SENATOR FIERRAVANTI WELLS: Perhaps if I could add, let’s not forget that the Minister mentioned of course the spending in the national security component of it and we also spend $660 million over forward estimates in a range of programmes in our Department in relation to settlement services, multicultural social cohesion and as the Minister correctly said youth at risk. One of the important things that came out of the Countering Violent Extremism Summit which we recently had is the importance of working with community and therefore you cannot underestimate the work that is done not just in the Department of Social Services where a predominant array of services and programmes exist in our Department but also in other programmes including in the Attorney General’s Department in relation to countering violent extremism. But the important thing that we need to understand is that community engagement and community involvement is one of the most important things and that’s why the work that we will do in this Department especially and the programmes that the Minister mentioned in terms of assisting young people who are at risk is so vitally important to stop that radicalisation process before it actually begins.

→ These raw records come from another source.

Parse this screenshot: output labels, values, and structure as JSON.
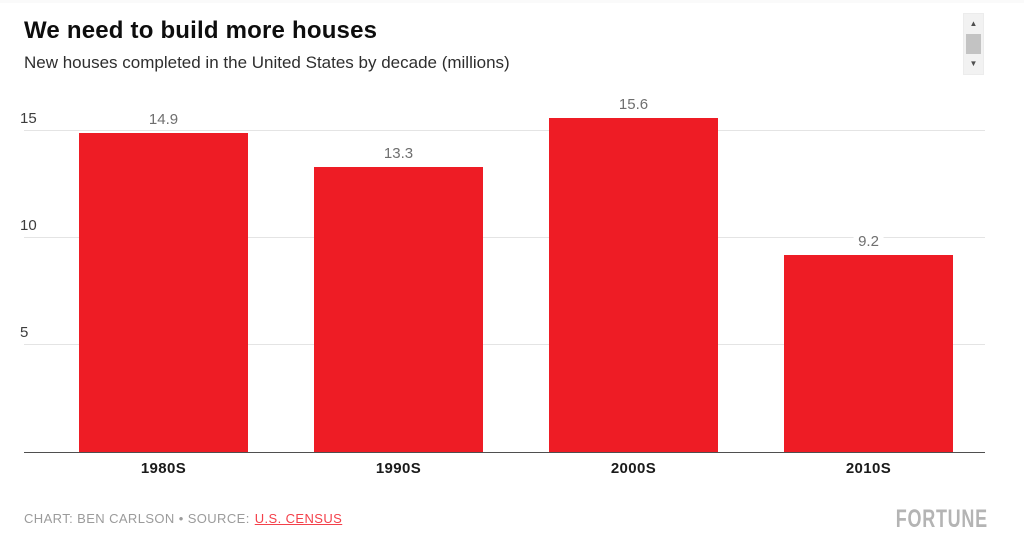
{
  "page": {
    "title": "We need to build more houses",
    "subtitle": "New houses completed in the United States by decade (millions)",
    "footer": {
      "credit_prefix": "CHART: BEN CARLSON • SOURCE:",
      "source_link": "U.S. CENSUS"
    },
    "brand": "FORTUNE"
  },
  "scrollbar": {
    "up_icon": "▲",
    "down_icon": "▼"
  },
  "colors": {
    "bar": "#ee1c25",
    "source_link": "#f4404a",
    "gridline": "#e4e4e4",
    "axis_line": "#4f4f4f",
    "value_label": "#6f6f6f",
    "footer_text": "#9b9b9b",
    "brand": "#b4b4b4"
  },
  "chart_data": {
    "type": "bar",
    "title": "We need to build more houses",
    "subtitle": "New houses completed in the United States by decade (millions)",
    "categories": [
      "1980S",
      "1990S",
      "2000S",
      "2010S"
    ],
    "values": [
      14.9,
      13.3,
      15.6,
      9.2
    ],
    "value_labels": [
      "14.9",
      "13.3",
      "15.6",
      "9.2"
    ],
    "xlabel": "",
    "ylabel": "",
    "yticks": [
      5,
      10,
      15
    ],
    "ylim": [
      0,
      16.5
    ],
    "grid": true,
    "legend": false,
    "bar_color": "#ee1c25"
  }
}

MINISTER MORRISON: It is important to understand that young people can be subject to all sorts of vulnerabilities and in some of our communities there isn’t some Daesh recruiter coming around trying to talk you into making the biggest bad mistake of your life. In my community they might find themselves going into drugs or alcohol or joining a gang God forbid. But in other communities in Australia we have young people who are exposed to other vulnerabilities and that is the death cult recruiters and so a community response to counter that is very important. I think these are the same – the Prime Minister is making these points, we are making these points, Minister Turnbull is making these points – our government is at one on the issue of national security. Ok, any other questions?

QUESTION: The regional broadcasters are launching a campaign this week for media reforms, do you have stance on that?

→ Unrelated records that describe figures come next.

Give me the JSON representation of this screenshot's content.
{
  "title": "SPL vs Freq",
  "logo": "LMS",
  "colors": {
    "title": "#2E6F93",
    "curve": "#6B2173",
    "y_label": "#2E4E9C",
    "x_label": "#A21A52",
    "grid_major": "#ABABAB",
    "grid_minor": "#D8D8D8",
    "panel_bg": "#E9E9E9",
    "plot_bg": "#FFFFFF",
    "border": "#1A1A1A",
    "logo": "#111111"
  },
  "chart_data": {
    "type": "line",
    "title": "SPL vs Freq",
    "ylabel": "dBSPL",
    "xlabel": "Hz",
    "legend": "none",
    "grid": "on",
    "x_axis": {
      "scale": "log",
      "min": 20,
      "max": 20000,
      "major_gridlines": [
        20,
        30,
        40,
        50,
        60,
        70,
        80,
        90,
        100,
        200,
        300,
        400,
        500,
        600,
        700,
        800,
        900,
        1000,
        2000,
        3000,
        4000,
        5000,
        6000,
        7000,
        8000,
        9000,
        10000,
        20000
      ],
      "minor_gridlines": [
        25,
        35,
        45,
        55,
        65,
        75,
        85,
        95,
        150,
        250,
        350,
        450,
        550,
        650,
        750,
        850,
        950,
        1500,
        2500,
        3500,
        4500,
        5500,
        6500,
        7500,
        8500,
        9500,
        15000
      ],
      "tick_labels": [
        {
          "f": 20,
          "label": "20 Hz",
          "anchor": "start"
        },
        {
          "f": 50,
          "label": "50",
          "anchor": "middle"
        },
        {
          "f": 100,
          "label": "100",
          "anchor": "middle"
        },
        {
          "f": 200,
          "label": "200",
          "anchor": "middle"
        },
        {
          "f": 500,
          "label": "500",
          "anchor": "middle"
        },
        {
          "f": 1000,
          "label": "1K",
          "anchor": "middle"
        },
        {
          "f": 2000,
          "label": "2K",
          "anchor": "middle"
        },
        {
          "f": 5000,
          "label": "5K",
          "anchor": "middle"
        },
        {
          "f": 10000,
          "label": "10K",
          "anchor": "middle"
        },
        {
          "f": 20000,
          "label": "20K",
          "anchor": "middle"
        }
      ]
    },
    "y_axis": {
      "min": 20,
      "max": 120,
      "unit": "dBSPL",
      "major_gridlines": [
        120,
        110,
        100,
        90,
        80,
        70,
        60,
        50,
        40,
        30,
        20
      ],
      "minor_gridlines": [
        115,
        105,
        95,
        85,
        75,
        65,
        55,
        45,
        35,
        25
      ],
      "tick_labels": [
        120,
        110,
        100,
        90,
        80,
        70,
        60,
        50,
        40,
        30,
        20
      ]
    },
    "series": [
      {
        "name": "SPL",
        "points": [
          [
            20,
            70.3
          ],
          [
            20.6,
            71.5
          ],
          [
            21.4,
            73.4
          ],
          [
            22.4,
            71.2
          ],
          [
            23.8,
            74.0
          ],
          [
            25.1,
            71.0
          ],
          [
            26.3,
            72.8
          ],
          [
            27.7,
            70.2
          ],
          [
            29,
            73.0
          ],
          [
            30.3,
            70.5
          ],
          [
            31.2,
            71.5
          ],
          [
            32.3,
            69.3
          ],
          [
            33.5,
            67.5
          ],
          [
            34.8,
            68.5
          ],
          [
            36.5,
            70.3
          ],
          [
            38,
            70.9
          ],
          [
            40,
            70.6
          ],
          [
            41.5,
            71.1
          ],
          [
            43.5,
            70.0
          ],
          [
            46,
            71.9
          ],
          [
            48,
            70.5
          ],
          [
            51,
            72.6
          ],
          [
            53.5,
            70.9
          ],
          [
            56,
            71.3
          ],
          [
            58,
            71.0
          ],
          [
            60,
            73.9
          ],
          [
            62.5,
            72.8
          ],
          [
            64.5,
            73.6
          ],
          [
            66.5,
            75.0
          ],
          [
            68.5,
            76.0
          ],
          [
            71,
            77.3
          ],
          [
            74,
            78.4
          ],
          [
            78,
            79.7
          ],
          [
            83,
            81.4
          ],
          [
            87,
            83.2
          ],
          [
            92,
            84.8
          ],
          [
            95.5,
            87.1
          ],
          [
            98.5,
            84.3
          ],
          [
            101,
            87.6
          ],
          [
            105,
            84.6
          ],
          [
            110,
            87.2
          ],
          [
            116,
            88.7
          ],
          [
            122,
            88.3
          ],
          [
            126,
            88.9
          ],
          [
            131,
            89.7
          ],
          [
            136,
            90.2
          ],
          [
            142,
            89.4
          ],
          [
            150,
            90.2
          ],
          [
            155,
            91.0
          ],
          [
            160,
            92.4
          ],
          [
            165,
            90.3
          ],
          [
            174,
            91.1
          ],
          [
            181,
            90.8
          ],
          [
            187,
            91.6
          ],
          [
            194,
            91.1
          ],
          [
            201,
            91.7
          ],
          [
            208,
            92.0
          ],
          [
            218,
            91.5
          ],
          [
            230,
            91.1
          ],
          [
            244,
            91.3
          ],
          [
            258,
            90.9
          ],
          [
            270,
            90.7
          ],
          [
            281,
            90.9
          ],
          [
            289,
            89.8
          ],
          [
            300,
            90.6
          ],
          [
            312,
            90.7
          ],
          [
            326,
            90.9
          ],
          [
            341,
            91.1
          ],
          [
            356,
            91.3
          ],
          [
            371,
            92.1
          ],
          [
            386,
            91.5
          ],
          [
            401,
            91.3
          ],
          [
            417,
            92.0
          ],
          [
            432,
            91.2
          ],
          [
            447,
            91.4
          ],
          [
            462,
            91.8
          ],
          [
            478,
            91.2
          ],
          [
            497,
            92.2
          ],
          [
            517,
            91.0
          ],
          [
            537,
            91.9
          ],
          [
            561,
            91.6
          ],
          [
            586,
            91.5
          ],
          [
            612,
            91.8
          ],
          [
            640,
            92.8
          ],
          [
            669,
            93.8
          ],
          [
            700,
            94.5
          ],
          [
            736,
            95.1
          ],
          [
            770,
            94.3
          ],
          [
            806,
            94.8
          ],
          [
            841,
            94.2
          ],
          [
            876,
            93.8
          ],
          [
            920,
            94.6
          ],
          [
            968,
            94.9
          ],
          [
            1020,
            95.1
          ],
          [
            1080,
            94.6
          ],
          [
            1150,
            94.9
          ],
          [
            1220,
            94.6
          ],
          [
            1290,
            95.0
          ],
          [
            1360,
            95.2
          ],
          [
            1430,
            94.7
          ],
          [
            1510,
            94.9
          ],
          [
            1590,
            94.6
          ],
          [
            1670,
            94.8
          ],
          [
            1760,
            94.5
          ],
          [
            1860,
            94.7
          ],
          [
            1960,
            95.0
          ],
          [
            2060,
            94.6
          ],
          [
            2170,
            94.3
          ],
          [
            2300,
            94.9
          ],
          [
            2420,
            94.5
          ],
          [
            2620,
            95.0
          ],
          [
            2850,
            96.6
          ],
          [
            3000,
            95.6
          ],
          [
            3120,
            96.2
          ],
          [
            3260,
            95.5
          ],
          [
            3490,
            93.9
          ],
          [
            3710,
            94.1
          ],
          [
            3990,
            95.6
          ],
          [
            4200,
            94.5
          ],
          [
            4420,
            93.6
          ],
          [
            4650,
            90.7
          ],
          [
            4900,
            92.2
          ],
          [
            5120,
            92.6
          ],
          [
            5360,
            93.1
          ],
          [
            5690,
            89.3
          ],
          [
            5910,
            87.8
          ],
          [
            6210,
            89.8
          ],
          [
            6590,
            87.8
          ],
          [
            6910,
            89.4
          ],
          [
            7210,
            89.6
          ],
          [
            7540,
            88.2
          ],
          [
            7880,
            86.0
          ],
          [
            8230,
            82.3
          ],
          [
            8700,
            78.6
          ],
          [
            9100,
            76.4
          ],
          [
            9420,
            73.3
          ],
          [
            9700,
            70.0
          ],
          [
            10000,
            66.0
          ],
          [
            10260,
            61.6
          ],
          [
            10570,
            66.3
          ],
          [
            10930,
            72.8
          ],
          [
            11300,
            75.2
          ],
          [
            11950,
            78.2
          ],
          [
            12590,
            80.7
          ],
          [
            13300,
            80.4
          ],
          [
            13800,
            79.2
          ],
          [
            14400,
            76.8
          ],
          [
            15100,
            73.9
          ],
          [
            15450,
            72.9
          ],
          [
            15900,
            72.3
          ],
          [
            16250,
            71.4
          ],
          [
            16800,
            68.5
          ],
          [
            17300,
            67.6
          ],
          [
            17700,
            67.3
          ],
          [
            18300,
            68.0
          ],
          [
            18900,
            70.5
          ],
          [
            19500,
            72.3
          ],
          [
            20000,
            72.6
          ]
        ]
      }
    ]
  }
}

MINISTER MORRISON: Look I will leave those matters to the Communications Minister and the Deputy Prime Minister; these are issues that will continue to be consulted on and worked through. Ok but it is good to be here in a regional area today and seeing the regional coverage of what is a very important regional programme that is being run here in the Illawarra. It is a great thrill to be back here at the centre and I look forward to coming back Lizzie and seeing the progress, see the next class and their passing out parade.